2. Drawing the Outline (The Layout)

  1. Clean the Slab: Ensure the slab of rock is completely clean and dry.
  2. Find the Pattern: Slide your translucent template across the slab. Look for interesting patterns, avoiding any visible fractures or pits.
  3. Trace the Shape: Once you've framed the perfect area, hold the template firmly so it does not slip. Trace the inside of the shape with your aluminum scribe, keeping the point tight against the edge of the plastic.
  4. Trim the Slab: Take the slab to your trim saw. Cut as close to the silver line as you safely can without actually cutting into the line itself. The closer you cut with the saw, the less time you will waste grinding on the 80-grit wheel.

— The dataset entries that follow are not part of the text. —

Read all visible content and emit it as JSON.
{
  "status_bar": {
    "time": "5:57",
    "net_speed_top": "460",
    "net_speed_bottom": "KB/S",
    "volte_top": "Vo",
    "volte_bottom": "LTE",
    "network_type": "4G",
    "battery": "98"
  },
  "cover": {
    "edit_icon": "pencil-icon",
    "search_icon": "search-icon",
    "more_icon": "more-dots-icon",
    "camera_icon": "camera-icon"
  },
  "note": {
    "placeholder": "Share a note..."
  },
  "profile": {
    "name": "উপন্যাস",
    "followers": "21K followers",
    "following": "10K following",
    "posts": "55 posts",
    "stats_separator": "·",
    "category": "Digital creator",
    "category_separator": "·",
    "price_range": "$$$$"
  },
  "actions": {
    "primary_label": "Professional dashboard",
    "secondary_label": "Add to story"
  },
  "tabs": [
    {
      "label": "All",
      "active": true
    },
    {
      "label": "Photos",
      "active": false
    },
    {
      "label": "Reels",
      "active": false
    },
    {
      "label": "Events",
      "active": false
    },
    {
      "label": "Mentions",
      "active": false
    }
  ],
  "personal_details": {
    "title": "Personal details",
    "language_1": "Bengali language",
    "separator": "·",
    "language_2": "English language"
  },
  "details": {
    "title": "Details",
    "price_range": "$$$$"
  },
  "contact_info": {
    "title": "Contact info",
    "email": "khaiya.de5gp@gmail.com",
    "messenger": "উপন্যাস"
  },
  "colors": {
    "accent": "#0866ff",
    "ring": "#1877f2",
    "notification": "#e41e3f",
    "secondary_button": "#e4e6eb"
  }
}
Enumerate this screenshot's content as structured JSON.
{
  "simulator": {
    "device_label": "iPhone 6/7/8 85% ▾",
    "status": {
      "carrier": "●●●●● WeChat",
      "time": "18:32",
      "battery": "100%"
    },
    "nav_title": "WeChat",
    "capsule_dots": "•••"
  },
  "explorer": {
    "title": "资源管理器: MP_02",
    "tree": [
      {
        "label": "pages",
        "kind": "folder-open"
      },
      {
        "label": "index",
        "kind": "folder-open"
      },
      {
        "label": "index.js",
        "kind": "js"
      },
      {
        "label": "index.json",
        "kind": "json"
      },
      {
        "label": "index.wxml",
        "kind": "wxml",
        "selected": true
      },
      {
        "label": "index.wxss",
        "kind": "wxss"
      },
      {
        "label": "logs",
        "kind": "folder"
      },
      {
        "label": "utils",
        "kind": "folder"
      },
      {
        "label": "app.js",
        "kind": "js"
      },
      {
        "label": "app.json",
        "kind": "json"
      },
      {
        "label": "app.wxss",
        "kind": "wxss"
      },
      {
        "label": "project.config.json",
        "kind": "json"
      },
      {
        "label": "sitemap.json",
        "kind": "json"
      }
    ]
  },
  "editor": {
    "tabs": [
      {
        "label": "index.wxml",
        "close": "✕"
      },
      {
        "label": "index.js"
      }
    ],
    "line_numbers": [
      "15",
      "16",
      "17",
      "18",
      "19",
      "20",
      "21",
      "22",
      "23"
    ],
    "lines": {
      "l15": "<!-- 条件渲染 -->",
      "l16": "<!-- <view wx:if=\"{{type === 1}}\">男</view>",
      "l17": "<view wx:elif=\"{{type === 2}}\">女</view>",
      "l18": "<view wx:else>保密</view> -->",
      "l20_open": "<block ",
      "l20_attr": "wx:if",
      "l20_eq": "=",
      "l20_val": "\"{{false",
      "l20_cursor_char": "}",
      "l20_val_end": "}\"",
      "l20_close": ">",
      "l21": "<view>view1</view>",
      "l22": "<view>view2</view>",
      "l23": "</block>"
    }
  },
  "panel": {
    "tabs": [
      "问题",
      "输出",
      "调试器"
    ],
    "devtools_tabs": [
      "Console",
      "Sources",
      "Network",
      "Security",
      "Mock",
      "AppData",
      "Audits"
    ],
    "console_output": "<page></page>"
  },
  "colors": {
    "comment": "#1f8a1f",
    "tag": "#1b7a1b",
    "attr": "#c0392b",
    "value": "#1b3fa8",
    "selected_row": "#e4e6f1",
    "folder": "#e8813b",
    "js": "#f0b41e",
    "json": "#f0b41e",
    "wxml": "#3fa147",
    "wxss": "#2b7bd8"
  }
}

3. The Preform Stage: Grinding the Outline

The blank piece of rock you cut from the saw is called a preform. The next step is grinding the preform to match the template shape exactly. This is done exclusively on your hardest, coarsest wheel (usually the 80-grit steel diamond wheel).

The Perpendicular Grind

  • Keep the stone perfectly flat and horizontal.
  • Push the edge of the stone straight into the 80-grit wheel at a 90-degree angle.
  • Slowly grind away the excess rock until you reach the very edge of your silver aluminum line.

Do not attempt to dome the top of the stone yet! The goal of the preform stage is simply to create a flat puck of rock with perfectly straight, 90-degree walls that match the template shape perfectly.

Checking for Symmetry

Stop the machine and wipe the stone dry. Look directly down at the face of the stone.

  • Are the curves of the oval perfectly smooth?
  • Does the stone bulge slightly on one side? If you see any flat spots on the curve or uneven shoulders, correct them on the 80-grit wheel now. Once you begin doming the stone, it is incredibly difficult to fix an asymmetrical outline without ruining the dome's geometry.

Grinding the Bevel

Once the outline is perfect, tilt the stone to a 45-degree angle and grind a small bevel around the entire bottom edge (the girdle) of the stone. This crucial step prevents the sharp bottom edge from chipping during the later polishing stages.


4. Moving to the Dome

Only after the preform has a perfectly symmetrical outline, 90-degree walls, and a beveled bottom edge should you begin grinding the dome.

By separating the "shaping" phase from the "doming" phase, you ensure that your final cabochon will always fit perfectly into a standard jewelry bezel setting, drastically increasing the professional quality and monetary value of your lapidary work.